Perform an MS-DRG validation audit only. This means looking at the PDX and any CC/MCC already coded to see if they are valid. If there is a CC but no MCC, look for an opportunity to shift the CC to an MCC status. If there is no CC or MCC, look to add either. Here are your query opportunities. See if there are clinical criteria for a condition with diagnostic terminology that is not clearly documented, but able to be coded. Determine if your issues lie in the physician not documenting a condition that he or she clearly is treating (a condition that your CDI staff also are not looking into), or if it gets as far as the coder failing to take the opportunity to query (either due to lack of knowledge or because he/she is being pushed to "get the bills out the door.")  If you are applying a medical MS-DRG, look for any missed procedures, including a review of the daily nursing notes for bedside procedures, and re-review the emergency room documentation for procedures performed there.  Also, look closely at any coded procedures to ensure the accuracy of code assignments. Do not overlook this area. Many ICD-9 procedure codes that end in .x9 do not affect MS-DRG, but when the 9 is revised to a more specific digit, it can move into the OR procedure category and change the MS-DRG.

 



 

Educate your coders to know when to query, and allow them to decide when it is worth holding the bill a little longer. Have the coder review the actual LOS versus the GMLOS of the assigned MS-DRG. If the GMLOS is exceeded by 33 percent (again, the point at which there is monetary significance to the review), a second review of the case should be performed, looking at PDX, procedures and missed CC/MCC query opportunities.
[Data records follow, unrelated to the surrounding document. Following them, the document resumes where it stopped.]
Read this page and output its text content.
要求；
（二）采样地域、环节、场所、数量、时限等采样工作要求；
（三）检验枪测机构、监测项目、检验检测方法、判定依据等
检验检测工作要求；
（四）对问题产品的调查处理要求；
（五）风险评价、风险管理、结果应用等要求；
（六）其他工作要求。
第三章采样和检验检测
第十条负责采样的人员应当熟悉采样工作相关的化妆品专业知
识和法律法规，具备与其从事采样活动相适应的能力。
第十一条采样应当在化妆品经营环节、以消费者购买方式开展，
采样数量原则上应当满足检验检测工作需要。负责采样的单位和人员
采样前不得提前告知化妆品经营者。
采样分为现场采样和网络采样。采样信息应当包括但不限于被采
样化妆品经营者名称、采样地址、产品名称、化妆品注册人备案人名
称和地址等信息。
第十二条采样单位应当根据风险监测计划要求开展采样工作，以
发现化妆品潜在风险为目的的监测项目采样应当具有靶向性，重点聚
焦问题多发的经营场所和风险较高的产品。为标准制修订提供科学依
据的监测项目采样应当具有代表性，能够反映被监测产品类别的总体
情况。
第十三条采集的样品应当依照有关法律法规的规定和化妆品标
Question whether the CC/MCC that originally was not coded was missed simply because the doctor didn't document well enough or because the coder did not take the time to query (or didn't know to query). Finding multiple cases of under-coding/under-billing points to issues in clinical documentation and/or lack of knowledge within the staff of the CDI department (and/or lack of knowledge or effort within the inpatient coding arena.)

 

Wrap-up

 

I should mention that we just as easily could have talked about MS-DRG relative weights and CMI (case mix index) throughout this discussion, but actual LOS versus GMLOS is just simple to understand.

 

The object of the auditing exercise is to arrive at a final MS-DRG that has a similar actual LOS and GMLOS. The MS-DRG system was built on historical data that dictates how the GMLOS are assigned. What the RAC data-mining software is doing is simply comparing GMLOS with actual LOS in the common working file to select cases for complex review that may have been over-coded.

 

Keep in mind that during the demonstration project, the three RACs had a 33 percent "hit" rate. This means that for every 100 cases selected for complex review (using the techniques described above), 33 cases (initially) were denied for over-coding, causing facilities to have to enter the appeal process. That is a lot of paper and a lot of paperwork.

 

Conversely, though, for your own facility's financial well-being, you must be reimbursed at the highest weighted MS-DRG possible based on the documentation in the chart and supporting resources utilized, so always triple-check the cases that appear to be under-coded.

 

Remember, no one from CMS is going to come knocking on your door with a Publisher's Clearinghouse-sized refund check just because you under-billed - despite what the RAC scope of services implies!

 

About the Author

 

Janelle I. Wissler, RHIA, CCS, CMT, CCDS, is a Manager of Client Audits Precyse Solutions. Janelle was previously the Data Quality Manager for a 1,400-bed hospital system in Florida during the RAC demonstration project and has over 25 years in the HIM profession.